There is an "addressmod" modifier in at least one compiler I know. You define:

addressmod(EXTERNAL_RAM, write_function, read_function, 0x00000, 0xFFFFF);

where write_function() and read_function() are the functions for accessing n-bytes in any external memory device, for example from 0x00000 to 0xFFFFF range.

And then simply:

EXTERNAL_RAM   int32 my_array[20000];
EXTERNAL_RAM   uint16 my_array1[5000];

Must be supported by compiler, however (IEEE Embedded C standard (ISO/IEC TR 18037), B.1.2 Application-defined multiple address space support).

PS: FYI - I did experiments in past with it. 256kB SPI FRAM connected to a dspic33 mcu. Random read/write to a 32bit variable ~7usecs, with larger block access ~1usecs.. It will be more with arduino however. You may use a parallel sram, it might be faster then (bitbanging the data and addresses).

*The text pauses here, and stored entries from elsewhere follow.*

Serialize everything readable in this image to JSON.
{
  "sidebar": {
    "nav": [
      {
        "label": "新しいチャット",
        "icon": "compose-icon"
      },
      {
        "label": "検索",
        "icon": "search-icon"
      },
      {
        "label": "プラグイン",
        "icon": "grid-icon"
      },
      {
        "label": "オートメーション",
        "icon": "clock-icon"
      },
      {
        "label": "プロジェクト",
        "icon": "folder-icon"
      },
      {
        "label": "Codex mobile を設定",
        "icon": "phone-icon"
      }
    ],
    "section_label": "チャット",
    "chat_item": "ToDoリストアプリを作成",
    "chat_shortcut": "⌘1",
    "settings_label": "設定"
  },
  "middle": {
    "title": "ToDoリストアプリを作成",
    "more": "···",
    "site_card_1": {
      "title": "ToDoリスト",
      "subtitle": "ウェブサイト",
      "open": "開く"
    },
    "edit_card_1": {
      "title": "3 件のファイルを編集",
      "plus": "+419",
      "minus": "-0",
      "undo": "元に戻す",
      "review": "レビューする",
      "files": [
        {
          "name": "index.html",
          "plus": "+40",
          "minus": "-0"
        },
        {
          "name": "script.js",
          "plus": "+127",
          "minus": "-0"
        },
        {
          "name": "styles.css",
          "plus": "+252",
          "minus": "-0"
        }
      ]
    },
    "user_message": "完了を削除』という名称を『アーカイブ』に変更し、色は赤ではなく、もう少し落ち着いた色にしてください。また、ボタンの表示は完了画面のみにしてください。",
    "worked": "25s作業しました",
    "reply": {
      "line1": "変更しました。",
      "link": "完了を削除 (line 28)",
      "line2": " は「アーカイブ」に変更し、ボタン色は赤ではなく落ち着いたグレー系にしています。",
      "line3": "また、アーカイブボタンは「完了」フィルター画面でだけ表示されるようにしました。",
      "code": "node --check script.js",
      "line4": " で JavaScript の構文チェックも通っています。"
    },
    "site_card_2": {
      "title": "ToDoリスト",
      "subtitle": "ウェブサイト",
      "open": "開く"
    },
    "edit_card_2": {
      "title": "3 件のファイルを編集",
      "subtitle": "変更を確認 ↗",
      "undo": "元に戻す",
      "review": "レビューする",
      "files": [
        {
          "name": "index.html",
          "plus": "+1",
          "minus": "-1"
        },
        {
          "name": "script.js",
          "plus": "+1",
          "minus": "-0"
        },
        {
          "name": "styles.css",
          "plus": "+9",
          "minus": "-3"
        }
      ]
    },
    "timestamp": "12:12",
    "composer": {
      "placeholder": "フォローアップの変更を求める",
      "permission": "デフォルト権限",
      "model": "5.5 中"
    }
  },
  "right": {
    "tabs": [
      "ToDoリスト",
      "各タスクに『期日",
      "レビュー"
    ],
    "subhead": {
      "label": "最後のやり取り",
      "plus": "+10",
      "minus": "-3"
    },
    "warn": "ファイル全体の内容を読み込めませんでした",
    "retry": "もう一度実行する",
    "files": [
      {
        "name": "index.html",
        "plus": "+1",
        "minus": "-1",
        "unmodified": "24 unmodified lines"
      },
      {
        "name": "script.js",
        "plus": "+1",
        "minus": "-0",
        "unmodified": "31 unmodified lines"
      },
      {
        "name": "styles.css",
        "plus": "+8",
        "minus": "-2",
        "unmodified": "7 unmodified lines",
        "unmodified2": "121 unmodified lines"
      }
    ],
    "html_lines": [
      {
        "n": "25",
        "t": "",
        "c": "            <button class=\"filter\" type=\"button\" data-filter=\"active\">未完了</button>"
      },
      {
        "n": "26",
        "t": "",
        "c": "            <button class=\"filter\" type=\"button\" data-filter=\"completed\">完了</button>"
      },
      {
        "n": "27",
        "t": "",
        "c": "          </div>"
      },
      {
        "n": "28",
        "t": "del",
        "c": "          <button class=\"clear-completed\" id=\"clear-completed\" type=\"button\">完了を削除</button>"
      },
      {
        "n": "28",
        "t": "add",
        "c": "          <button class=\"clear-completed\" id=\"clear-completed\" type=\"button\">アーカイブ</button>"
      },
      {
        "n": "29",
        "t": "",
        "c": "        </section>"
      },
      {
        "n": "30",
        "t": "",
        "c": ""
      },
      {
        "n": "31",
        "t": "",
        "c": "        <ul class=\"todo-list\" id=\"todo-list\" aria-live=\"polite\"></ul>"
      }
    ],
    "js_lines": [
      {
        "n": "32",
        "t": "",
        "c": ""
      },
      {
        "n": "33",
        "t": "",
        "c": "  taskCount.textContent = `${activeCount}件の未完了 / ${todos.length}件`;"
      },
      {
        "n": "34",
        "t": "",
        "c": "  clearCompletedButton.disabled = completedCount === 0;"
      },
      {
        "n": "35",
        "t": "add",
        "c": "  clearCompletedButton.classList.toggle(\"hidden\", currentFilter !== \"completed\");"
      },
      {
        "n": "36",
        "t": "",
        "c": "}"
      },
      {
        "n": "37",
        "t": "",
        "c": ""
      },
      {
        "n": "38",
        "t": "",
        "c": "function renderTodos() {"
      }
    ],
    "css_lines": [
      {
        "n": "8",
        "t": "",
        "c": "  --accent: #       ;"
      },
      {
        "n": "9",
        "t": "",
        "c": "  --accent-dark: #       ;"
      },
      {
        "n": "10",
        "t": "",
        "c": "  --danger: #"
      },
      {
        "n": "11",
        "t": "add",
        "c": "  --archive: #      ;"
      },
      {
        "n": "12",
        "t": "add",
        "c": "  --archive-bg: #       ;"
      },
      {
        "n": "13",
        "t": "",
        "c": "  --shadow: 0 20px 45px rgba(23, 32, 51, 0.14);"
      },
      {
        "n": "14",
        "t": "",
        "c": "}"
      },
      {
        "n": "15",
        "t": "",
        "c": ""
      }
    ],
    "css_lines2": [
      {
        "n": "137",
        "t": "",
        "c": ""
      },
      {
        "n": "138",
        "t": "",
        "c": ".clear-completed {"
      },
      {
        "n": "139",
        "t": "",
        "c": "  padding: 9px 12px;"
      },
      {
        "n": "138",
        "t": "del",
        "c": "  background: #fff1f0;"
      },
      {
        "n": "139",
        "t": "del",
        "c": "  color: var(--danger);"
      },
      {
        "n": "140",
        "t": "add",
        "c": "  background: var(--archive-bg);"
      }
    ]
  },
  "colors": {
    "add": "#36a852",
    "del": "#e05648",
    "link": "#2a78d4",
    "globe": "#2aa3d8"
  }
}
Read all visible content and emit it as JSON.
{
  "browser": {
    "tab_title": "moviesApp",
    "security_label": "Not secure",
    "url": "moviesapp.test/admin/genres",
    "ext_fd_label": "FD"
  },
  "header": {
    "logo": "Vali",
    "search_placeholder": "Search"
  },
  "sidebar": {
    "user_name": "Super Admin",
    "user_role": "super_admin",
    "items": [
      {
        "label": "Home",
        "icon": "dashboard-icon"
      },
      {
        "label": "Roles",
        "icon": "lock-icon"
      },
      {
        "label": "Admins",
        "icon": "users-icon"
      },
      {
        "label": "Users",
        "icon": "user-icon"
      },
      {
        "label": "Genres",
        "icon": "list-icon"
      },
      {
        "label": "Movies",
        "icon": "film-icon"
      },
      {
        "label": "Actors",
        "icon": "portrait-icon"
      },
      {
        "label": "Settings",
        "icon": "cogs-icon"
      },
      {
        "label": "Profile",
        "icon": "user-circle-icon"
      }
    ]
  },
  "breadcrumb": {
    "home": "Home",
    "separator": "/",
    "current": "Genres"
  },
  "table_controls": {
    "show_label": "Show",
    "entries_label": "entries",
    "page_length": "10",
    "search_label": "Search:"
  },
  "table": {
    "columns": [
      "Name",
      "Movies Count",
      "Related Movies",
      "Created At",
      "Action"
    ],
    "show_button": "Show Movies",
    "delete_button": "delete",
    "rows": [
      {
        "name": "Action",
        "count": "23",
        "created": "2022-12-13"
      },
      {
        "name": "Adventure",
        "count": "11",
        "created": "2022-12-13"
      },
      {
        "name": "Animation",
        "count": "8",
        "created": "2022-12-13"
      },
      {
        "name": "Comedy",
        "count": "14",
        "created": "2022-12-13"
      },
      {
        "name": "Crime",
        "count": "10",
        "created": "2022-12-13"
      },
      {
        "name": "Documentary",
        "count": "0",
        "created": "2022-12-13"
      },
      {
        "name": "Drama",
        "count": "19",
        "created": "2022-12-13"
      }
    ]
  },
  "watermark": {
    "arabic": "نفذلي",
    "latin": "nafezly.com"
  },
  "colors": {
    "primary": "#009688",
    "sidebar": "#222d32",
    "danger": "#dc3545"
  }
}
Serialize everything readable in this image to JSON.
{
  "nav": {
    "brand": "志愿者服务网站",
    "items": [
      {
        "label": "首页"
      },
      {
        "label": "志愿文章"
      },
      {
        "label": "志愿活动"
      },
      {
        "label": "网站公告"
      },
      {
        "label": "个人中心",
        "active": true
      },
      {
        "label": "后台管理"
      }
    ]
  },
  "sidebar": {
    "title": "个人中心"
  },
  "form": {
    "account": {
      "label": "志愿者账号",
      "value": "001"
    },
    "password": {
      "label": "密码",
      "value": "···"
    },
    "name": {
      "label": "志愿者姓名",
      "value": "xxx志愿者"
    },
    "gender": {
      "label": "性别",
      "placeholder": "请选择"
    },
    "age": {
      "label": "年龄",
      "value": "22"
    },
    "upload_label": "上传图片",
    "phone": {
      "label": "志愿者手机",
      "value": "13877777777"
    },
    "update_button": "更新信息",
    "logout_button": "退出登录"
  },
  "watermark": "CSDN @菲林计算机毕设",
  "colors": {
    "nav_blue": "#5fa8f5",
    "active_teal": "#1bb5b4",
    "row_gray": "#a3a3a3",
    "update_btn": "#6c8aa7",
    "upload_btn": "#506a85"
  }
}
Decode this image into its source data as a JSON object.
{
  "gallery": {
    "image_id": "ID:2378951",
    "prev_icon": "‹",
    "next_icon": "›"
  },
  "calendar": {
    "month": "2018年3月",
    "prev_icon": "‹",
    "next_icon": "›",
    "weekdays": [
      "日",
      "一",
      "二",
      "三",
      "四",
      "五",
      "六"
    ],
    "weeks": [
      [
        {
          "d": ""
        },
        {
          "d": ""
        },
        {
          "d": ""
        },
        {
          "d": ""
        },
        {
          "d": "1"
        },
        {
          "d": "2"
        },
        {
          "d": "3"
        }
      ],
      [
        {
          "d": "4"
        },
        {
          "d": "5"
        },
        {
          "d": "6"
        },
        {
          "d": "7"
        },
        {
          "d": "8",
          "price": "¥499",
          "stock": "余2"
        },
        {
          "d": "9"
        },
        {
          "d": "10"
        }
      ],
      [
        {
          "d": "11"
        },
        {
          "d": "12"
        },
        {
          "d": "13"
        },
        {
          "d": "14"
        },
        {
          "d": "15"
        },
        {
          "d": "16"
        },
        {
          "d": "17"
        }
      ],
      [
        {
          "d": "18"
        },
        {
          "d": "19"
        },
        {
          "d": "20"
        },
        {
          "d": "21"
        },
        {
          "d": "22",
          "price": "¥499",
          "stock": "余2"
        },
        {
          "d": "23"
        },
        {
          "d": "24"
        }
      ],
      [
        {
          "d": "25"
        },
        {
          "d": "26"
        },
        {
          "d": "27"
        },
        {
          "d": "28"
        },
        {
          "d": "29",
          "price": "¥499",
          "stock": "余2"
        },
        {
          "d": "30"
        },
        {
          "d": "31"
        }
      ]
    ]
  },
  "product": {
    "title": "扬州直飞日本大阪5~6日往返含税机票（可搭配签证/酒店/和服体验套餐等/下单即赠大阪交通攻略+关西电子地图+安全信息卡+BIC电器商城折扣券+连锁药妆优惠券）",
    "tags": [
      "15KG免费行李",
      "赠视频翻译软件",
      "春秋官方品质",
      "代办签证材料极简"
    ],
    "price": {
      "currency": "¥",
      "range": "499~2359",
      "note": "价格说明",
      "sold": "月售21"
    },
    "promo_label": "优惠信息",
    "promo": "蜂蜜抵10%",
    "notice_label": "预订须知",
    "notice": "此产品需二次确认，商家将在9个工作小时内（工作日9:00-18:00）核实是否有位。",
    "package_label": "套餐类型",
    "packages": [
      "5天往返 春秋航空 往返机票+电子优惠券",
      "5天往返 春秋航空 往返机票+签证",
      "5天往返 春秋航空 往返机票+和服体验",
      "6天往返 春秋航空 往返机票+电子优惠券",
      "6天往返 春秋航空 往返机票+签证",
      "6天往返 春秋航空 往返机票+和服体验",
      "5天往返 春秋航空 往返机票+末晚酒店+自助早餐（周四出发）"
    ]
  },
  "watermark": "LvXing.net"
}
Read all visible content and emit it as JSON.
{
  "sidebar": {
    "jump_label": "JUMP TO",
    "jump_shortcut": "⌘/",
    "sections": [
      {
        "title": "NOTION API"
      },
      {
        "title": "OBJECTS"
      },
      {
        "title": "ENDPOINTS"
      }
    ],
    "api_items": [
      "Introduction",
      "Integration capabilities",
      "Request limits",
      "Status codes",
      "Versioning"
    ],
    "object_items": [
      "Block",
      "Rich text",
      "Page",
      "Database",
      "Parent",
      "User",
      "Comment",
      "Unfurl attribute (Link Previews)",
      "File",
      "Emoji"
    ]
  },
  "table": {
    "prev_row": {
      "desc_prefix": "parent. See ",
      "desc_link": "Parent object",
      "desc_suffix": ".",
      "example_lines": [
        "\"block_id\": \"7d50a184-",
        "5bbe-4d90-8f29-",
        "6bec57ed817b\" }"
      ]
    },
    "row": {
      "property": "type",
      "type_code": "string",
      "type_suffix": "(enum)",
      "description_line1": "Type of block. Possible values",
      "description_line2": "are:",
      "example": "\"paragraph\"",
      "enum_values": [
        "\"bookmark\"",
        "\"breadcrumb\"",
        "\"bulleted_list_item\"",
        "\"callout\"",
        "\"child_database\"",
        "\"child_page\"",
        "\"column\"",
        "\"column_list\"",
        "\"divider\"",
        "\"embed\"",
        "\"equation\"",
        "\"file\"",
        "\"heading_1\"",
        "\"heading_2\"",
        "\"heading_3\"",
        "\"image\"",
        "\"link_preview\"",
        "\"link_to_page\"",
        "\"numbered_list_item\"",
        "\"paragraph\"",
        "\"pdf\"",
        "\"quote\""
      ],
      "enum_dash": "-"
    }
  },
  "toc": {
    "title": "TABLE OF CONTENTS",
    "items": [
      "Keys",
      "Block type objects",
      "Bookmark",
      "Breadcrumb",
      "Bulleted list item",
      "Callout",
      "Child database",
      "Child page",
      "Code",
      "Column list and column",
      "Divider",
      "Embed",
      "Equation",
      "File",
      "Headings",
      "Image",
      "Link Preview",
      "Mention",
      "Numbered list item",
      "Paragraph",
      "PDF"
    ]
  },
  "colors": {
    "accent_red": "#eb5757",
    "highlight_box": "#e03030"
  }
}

These ideas of yours... Well, you can't say the bloke doesn't think outside the box. :open_mouth:

There's a project somewhere that boots Linux on an AVR, using the AVR to emulate an ARM processor, with, IIRC, an SD card as "RAM".
It takes something like two hours just to get to the boot prompt.

http://dangerousprototypes.com/2012/03/29/running-linux-on-a-8bit-avr/

Literally writing out your memory elsewhere and retrieving it ... allowing an Arduino to do some interesting things? (or am i barking up the wrong tree) ?

Hark, who let the dogs out?

Seriously, the Linux example shows that one can do some pretty strange things if one wants to... I would personally never say it cannot be done, but I can say that it should not be done.

"There is nothing you cannot do with computers if you have enough time and enough money."